AT: I think this also relates to the teaching. The teaching of our area of law has certainly changed a lot. Companies’ shareholder meetings, etc. are recorded and more easily accessible, which gives us the chance to use them in our courses. In my class, we listened to snippets of online meetings, which made many of the concepts more concrete.
JE: Even many of the Delaware courts have shifted their proceedings online.
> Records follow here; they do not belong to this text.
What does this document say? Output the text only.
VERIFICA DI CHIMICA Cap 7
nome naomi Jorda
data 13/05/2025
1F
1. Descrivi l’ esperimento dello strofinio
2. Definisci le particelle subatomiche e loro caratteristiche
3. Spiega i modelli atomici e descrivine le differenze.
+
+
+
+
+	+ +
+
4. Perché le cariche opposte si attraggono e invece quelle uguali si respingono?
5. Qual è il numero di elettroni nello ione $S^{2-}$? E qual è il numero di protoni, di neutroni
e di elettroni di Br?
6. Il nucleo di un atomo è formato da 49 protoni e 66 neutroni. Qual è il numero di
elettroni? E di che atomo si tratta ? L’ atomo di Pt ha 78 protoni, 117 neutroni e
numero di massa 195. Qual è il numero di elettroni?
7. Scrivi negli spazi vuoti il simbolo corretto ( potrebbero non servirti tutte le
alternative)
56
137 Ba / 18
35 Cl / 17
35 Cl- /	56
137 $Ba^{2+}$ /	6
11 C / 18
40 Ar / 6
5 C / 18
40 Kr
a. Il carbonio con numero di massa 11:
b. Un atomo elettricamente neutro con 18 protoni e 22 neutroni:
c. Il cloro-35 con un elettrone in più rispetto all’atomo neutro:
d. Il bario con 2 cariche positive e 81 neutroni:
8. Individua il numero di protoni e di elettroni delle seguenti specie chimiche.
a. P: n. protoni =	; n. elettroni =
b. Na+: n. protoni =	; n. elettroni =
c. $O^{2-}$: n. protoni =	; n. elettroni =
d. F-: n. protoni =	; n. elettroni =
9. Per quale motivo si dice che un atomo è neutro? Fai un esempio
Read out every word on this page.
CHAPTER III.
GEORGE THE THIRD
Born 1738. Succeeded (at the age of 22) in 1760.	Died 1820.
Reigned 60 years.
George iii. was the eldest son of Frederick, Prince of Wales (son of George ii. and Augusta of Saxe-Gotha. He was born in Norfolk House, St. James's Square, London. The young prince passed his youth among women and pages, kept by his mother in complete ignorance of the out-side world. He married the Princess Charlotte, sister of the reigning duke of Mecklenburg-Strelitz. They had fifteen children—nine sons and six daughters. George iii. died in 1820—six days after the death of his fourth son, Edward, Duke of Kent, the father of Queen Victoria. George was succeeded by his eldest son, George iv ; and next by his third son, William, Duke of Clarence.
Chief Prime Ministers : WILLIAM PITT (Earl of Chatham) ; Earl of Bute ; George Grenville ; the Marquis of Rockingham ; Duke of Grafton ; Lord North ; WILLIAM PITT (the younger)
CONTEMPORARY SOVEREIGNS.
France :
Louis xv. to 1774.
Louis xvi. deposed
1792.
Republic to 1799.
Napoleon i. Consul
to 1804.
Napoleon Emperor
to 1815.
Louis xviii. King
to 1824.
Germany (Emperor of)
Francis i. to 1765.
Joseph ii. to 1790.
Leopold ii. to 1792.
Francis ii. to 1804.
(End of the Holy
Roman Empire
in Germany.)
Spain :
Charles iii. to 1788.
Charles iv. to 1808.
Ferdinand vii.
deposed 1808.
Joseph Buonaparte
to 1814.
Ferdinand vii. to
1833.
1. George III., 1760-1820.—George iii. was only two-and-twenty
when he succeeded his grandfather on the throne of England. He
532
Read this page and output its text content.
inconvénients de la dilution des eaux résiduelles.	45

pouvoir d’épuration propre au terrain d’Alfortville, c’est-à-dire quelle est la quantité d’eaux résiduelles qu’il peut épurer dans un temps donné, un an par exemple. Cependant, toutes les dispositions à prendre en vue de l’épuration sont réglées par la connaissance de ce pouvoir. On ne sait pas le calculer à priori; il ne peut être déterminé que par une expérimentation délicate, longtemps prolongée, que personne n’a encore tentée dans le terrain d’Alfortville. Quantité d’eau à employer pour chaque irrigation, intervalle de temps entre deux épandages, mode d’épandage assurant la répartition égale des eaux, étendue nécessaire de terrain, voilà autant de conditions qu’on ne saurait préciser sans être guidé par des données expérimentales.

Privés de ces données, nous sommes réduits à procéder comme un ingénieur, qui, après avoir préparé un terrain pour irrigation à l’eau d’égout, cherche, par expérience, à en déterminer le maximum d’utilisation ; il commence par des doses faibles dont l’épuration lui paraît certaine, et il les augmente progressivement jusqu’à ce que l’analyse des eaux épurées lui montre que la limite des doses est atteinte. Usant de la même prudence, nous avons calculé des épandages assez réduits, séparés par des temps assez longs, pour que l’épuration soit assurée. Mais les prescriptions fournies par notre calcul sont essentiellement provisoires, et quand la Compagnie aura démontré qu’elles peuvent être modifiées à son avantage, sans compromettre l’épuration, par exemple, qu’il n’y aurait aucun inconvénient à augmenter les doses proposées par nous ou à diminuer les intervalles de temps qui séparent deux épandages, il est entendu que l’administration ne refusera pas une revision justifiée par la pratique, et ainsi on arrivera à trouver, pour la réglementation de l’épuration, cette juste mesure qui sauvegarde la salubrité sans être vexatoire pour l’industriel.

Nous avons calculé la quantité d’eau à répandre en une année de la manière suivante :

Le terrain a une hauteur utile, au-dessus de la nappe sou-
A couple of Delaware judges invited law students to listen in on hearings. Vice Chancellor McCormick was great about inviting students and the public to listen to hearings. This is a great way to see the doctrines that they study in class play out in a real lawsuit.
AT: We had many discussions as a committee, and we have decided to devote our primary session at the 2022 Annual Meeting to issues of race in the teaching of business law. We’re also setting up online resources on the AALS website for our section to provide materials to assist in the discussion of these issues.
JE: We have never committed to a topic that far ahead of time. We did that because we felt like that was an important signal to our membership that we take these issues seriously. We want to make sure that we devote time and attention to them. We are also setting up a permanent resource document through the AALS website that will be available to all business law professors that relates to the teaching of business law, incorporating race, gender, and other issues of diversity, equity, and inclusion. That was sparked by one of our members on the discussion list asking a question if anybody had any suggested resources, and the conversation blossomed from there. Now it will become a permanent resource on our section website.
JE: The changes are gradual. Law school teaching is much more hands on overall than it was 20 years ago. In my class, we are constantly looking at real businesses and asking how the material we are learning would apply to those businesses. My class revolves around a series of podcasts. I feature a podcast in each unit of my class, where real entrepreneurs talk about their business. Then we focus on that company through all of our hypotheticals throughout that unit so that the students can connect what they’re reading about in the statute books and casebooks to the real world.
AT: The most significant change was this past year with the switch to online teaching. I have made a greater use of formative assessment, mainly through polls, and used various modes of content delivery. I was also more conscious of the very difficult positions that many of our students found themselves in during the pandemic. For instance, at Washington University in St. Louis, we moved one of our corporations law classes to early morning and scheduled office hours in the evenings to accommodate our students based abroad. We’re looking forward to returning to the classroom.